Posted November 4, 2015

Newspapers used to earn much of their revenue from classified advertising. This abruptly came to an end in the early 2000s, largely as a result of Craigslist: They captured users on the web before the newspapers had a chance to react, and their largely freemium pricing model (where a few users subsidize the many) collapsed the newspapers’ model for pricing classified ads. What was once a $20 billion business was just a decade later down to $5 billion:

6-Newspaper-11-Year-Decline-for-Daily-Advertising-Revenue

It’s one of the most prominent examples of digital disruption. But as is the case with the endless cycle of tech innovation, the once-disruptor becomes the now-incumbent. And this time, the shift isn’t from print to web; it’s from PCs to mobile … and everything that comes with that. It is arguably one of the most profound tech shifts we have ever seen, because for the first time technology is outgrowing the tech industry (as my partner Benedict Evans has observed and shares here in great detail).

This mobile revolution has been driven by an explosion in smartphones. This has had a massive impact on digital consumption, with many consumer sites now reporting more usage on mobile devices than on PCs. And this in turn has completely changed people’s expectations about user experience, ease-of-use, and the desire for frictionless experiences: being able to do things “in the flow”, while they’re out and about living their lives. When we are on our phones all day, every day, we expect those kinds of experiences from everything — even things not intuitively about tech or mobile.

So where Craigslist might have led, it has changed very little to adapt to this mobile world (they still don’t even have an iOS — let alone, Android — app). Coupled with this failure to innovate is a cycle of unbundling and bundling that has created opportunities for a new set of companies to carve out segments of its business. Just a few examples from our portfolio include Airbnb for the “housing: rooms/shared” and “housing: sublets/temporary” categories; Lyft for “community: rideshare”; and YourMechanic for “services: automotive”. There are countless other examples of this unbundling happening to Craigslist, as illustrated by this classic graphic:

craigslist

Yet one of the categories that has been resistant to disruption has been the “for sale” verticals — everything from bikes, boats, cars & trucks, computers, furniture, garage sale, motorcycles, musical instruments, RVs, camping equipment, baby clothes, cribs, sporting equipment, and so on. These products tend to be sold locally as it’s difficult and expensive to ship them. And frankly, it has been a lot of work to create online listings; we’d almost rather let that stuff sit and collect dust than go through the effort.

Imagine if you could just “snap and sell” these products directly from your phone. What if you could sell them not just locally, but hyperlocally: If there’s a mother whose child is just 1 year ahead of yours and therefore wants to get rid of the very items you need at that exact same time?

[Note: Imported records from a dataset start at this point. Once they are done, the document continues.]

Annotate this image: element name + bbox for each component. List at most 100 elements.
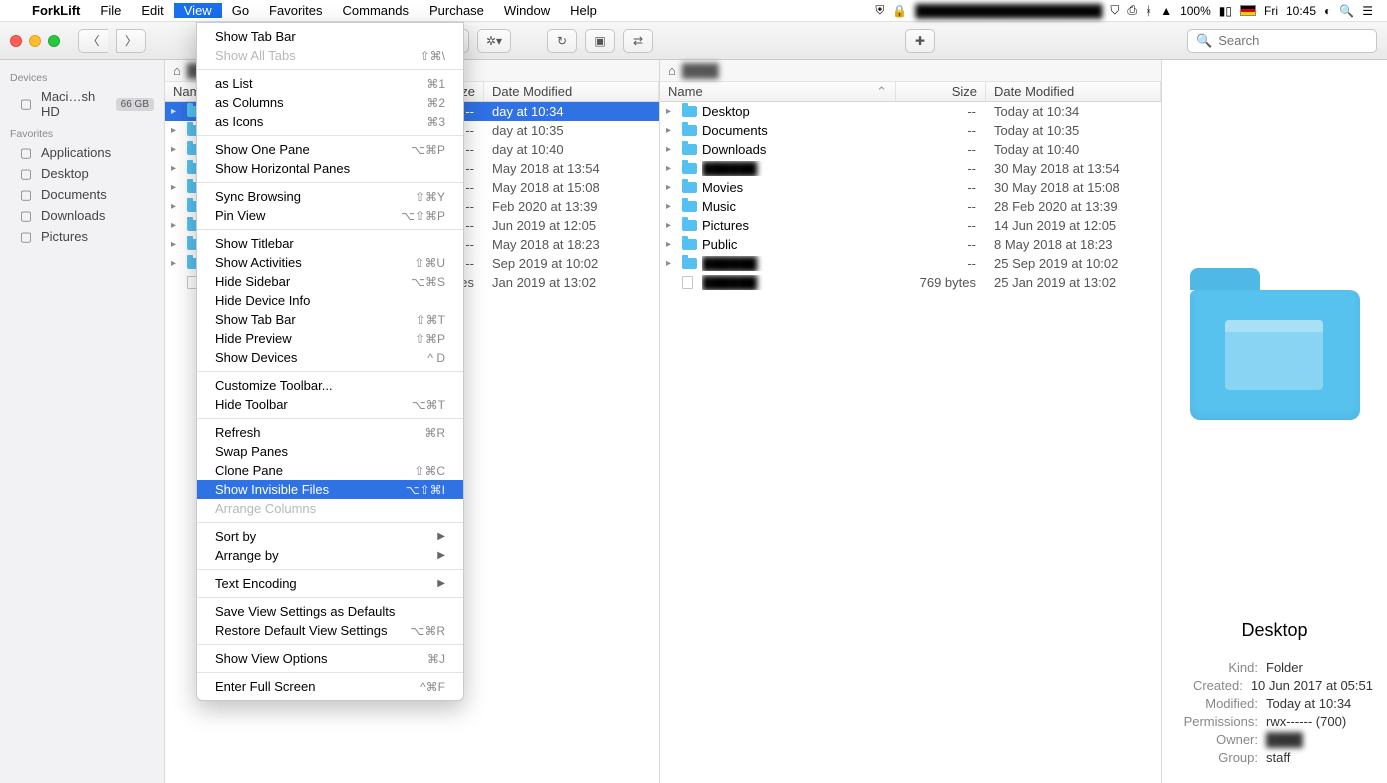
sidebar-item-desktop[interactable]: ▢Desktop — [0, 163, 164, 184]
disclosure-triangle-icon[interactable]: ▸ — [171, 220, 183, 231]
menu-item-hide-device-info[interactable]: Hide Device Info — [197, 291, 463, 310]
clock-day[interactable]: Fri — [1264, 4, 1278, 18]
folder-row[interactable]: ▸Documents--Today at 10:35 — [660, 121, 1161, 140]
menu-item-show-one-pane[interactable]: Show One Pane⌥⌘P — [197, 140, 463, 159]
menu-item-enter-full-screen[interactable]: Enter Full Screen^⌘F — [197, 677, 463, 696]
disclosure-triangle-icon[interactable]: ▸ — [666, 144, 678, 155]
disclosure-triangle-icon[interactable]: ▸ — [171, 144, 183, 155]
menu-item-pin-view[interactable]: Pin View⌥⇧⌘P — [197, 206, 463, 225]
folder-row[interactable]: ▸██████--25 Sep 2019 at 10:02 — [660, 254, 1161, 273]
menu-item-customize-toolbar[interactable]: Customize Toolbar... — [197, 376, 463, 395]
col-size[interactable]: Size — [896, 82, 986, 101]
sync-button[interactable]: ↻ — [547, 29, 577, 53]
folder-row[interactable]: ▸Movies--30 May 2018 at 15:08 — [660, 178, 1161, 197]
menu-item-show-devices[interactable]: Show Devices^ D — [197, 348, 463, 367]
sidebar-item-pictures[interactable]: ▢Pictures — [0, 226, 164, 247]
menu-item-show-invisible-files[interactable]: Show Invisible Files⌥⇧⌘I — [197, 480, 463, 499]
compare-button[interactable]: ⇄ — [623, 29, 653, 53]
disclosure-triangle-icon[interactable]: ▸ — [666, 106, 678, 117]
sidebar-item-documents[interactable]: ▢Documents — [0, 184, 164, 205]
disclosure-triangle-icon[interactable]: ▸ — [171, 182, 183, 193]
zoom-window-button[interactable] — [48, 35, 60, 47]
sidebar-item-downloads[interactable]: ▢Downloads — [0, 205, 164, 226]
printer-icon[interactable]: ⎙ — [1127, 3, 1137, 18]
menu-purchase[interactable]: Purchase — [419, 3, 494, 18]
disclosure-triangle-icon[interactable]: ▸ — [666, 239, 678, 250]
wifi-icon[interactable]: ▲ — [1160, 4, 1172, 18]
menu-item-restore-default-view-settings[interactable]: Restore Default View Settings⌥⌘R — [197, 621, 463, 640]
disclosure-triangle-icon[interactable]: ▸ — [171, 201, 183, 212]
menu-item-text-encoding[interactable]: Text Encoding▶ — [197, 574, 463, 593]
minimize-window-button[interactable] — [29, 35, 41, 47]
menu-item-show-tab-bar[interactable]: Show Tab Bar⇧⌘T — [197, 310, 463, 329]
nav-back-button[interactable]: 〈 — [78, 29, 108, 53]
menu-item-hide-toolbar[interactable]: Hide Toolbar⌥⌘T — [197, 395, 463, 414]
menu-item-swap-panes[interactable]: Swap Panes — [197, 442, 463, 461]
menu-item-clone-pane[interactable]: Clone Pane⇧⌘C — [197, 461, 463, 480]
menu-view[interactable]: View — [174, 3, 222, 18]
folder-row[interactable]: ▸Desktop--Today at 10:34 — [660, 102, 1161, 121]
close-window-button[interactable] — [10, 35, 22, 47]
menu-item-show-view-options[interactable]: Show View Options⌘J — [197, 649, 463, 668]
disclosure-triangle-icon[interactable]: ▸ — [171, 163, 183, 174]
col-date[interactable]: Date Modified — [986, 82, 1161, 101]
disclosure-triangle-icon[interactable]: ▸ — [666, 220, 678, 231]
menu-commands[interactable]: Commands — [333, 3, 419, 18]
battery-percent[interactable]: 100% — [1180, 4, 1211, 18]
notification-center-icon[interactable]: ☰ — [1362, 4, 1373, 18]
menu-go[interactable]: Go — [222, 3, 259, 18]
menu-item-arrange-by[interactable]: Arrange by▶ — [197, 546, 463, 565]
menu-item-refresh[interactable]: Refresh⌘R — [197, 423, 463, 442]
col-name[interactable]: Name⌃ — [660, 82, 896, 101]
nav-forward-button[interactable]: 〉 — [116, 29, 146, 53]
menu-item-sort-by[interactable]: Sort by▶ — [197, 527, 463, 546]
disclosure-triangle-icon[interactable]: ▸ — [666, 125, 678, 136]
status-icon[interactable]: 🔒 — [892, 4, 907, 18]
disclosure-triangle-icon[interactable]: ▸ — [171, 125, 183, 136]
col-date[interactable]: Date Modified — [484, 82, 659, 101]
disclosure-triangle-icon[interactable]: ▸ — [666, 163, 678, 174]
new-connection-button[interactable]: ✚ — [905, 29, 935, 53]
menu-edit[interactable]: Edit — [131, 3, 173, 18]
disclosure-triangle-icon[interactable]: ▸ — [171, 239, 183, 250]
folder-row[interactable]: ▸██████--30 May 2018 at 13:54 — [660, 159, 1161, 178]
bluetooth-icon[interactable]: ᚼ — [1145, 4, 1152, 18]
disclosure-triangle-icon[interactable]: ▸ — [171, 106, 183, 117]
status-icon[interactable]: ⛨ — [875, 3, 884, 18]
disclosure-triangle-icon[interactable]: ▸ — [666, 258, 678, 269]
search-box[interactable]: 🔍 — [1187, 29, 1377, 53]
folder-row[interactable]: ▸Pictures--14 Jun 2019 at 12:05 — [660, 216, 1161, 235]
sidebar-item-applications[interactable]: ▢Applications — [0, 142, 164, 163]
spotlight-icon[interactable]: ◐ — [1324, 4, 1331, 18]
search-input[interactable] — [1218, 33, 1387, 48]
battery-icon[interactable]: ▮▯ — [1219, 4, 1232, 18]
menu-item-hide-preview[interactable]: Hide Preview⇧⌘P — [197, 329, 463, 348]
app-name[interactable]: ForkLift — [22, 3, 90, 18]
search-icon[interactable]: 🔍 — [1339, 4, 1354, 18]
folder-row[interactable]: ▸Music--28 Feb 2020 at 13:39 — [660, 197, 1161, 216]
folder-row[interactable]: ▸Downloads--Today at 10:40 — [660, 140, 1161, 159]
right-path-bar[interactable]: ⌂ ████ — [660, 60, 1161, 82]
disclosure-triangle-icon[interactable]: ▸ — [666, 201, 678, 212]
file-row[interactable]: ██████769 bytes25 Jan 2019 at 13:02 — [660, 273, 1161, 292]
menu-item-as-columns[interactable]: as Columns⌘2 — [197, 93, 463, 112]
menu-item-sync-browsing[interactable]: Sync Browsing⇧⌘Y — [197, 187, 463, 206]
shield-icon[interactable]: ⛉ — [1110, 3, 1119, 18]
menu-favorites[interactable]: Favorites — [259, 3, 332, 18]
actions-menu-button[interactable]: ✲▾ — [477, 29, 511, 53]
menu-window[interactable]: Window — [494, 3, 560, 18]
menu-item-show-tab-bar[interactable]: Show Tab Bar — [197, 27, 463, 46]
menu-item-show-horizontal-panes[interactable]: Show Horizontal Panes — [197, 159, 463, 178]
menu-item-show-activities[interactable]: Show Activities⇧⌘U — [197, 253, 463, 272]
folder-row[interactable]: ▸Public--8 May 2018 at 18:23 — [660, 235, 1161, 254]
clock-time[interactable]: 10:45 — [1286, 4, 1316, 18]
menu-item-as-icons[interactable]: as Icons⌘3 — [197, 112, 463, 131]
disclosure-triangle-icon[interactable]: ▸ — [666, 182, 678, 193]
flag-icon[interactable] — [1240, 5, 1256, 16]
menu-item-show-titlebar[interactable]: Show Titlebar — [197, 234, 463, 253]
menu-file[interactable]: File — [90, 3, 131, 18]
sidebar-item-maci-sh-hd[interactable]: ▢Maci…sh HD66 GB — [0, 86, 164, 122]
menu-item-as-list[interactable]: as List⌘1 — [197, 74, 463, 93]
disclosure-triangle-icon[interactable]: ▸ — [171, 258, 183, 269]
terminal-button[interactable]: ▣ — [585, 29, 615, 53]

Co-founders Nick Huzar and Arean Van Veelen were motivated by this very problem. Frustrated by previous attempts to sell family items in order to reclaim space in their homes, they founded OfferUp to create a “simpler and more trusted way to buy and sell locally”. It’s a mobile-first marketplace that has removed much of the friction from buying and selling goods in your local market by fully leveraging the smartphone platform — everything from the camera to connectivity. OfferUp enables users to clean out their garages by literally going there with their smartphones, snapping pictures, and directly and seamlessly listing the item on OfferUp. In other words: without having to download all the photos, pull up a Word doc to craft a listing, upload all the photos and fill out forms, re-verify who you are (since your phone already knows) … and so on.

Similarly, buyers on OfferUp can shop for goods on their smartphones any place and any time. But it’s also a new kind of transaction experience.

We first invested in OfferUp in May 2014, but kept that information under wraps — at the company’s request — as they methodically rolled out to new cities. But it’s been getting harder to do this once they shot up towards the top of the “shopping” charts in the Android and iOS app stores. Now that the company has a national footprint and is starting to get lots of attention, they’ve made the decision to take the wraps off.

To date, the company has raised $90 million from Coatue Management, High Line Venture Partners, Jackson Square, T. Rowe Price, Tiger Global, Vy Capital, and Andreessen Horowitz.

We believe OfferUp has the potential to truly be a category killer — in the existing category of buying and selling goods between people locally — by providing a trustworthy and easy mobile-first experience. The breadth of goods changing hands on the platform is impressive, from baby gear to couches to cars. And the volume is equally impressive; the platform has already seen $2.9 billion in transactions this year alone.

We are proud to support Nick, Arean, and the entire OfferUp team in building this business, and in enabling consumers everywhere to be able to do more kinds of commerce with their mobile phones than ever before. Welcome to the mobile-local shopping era!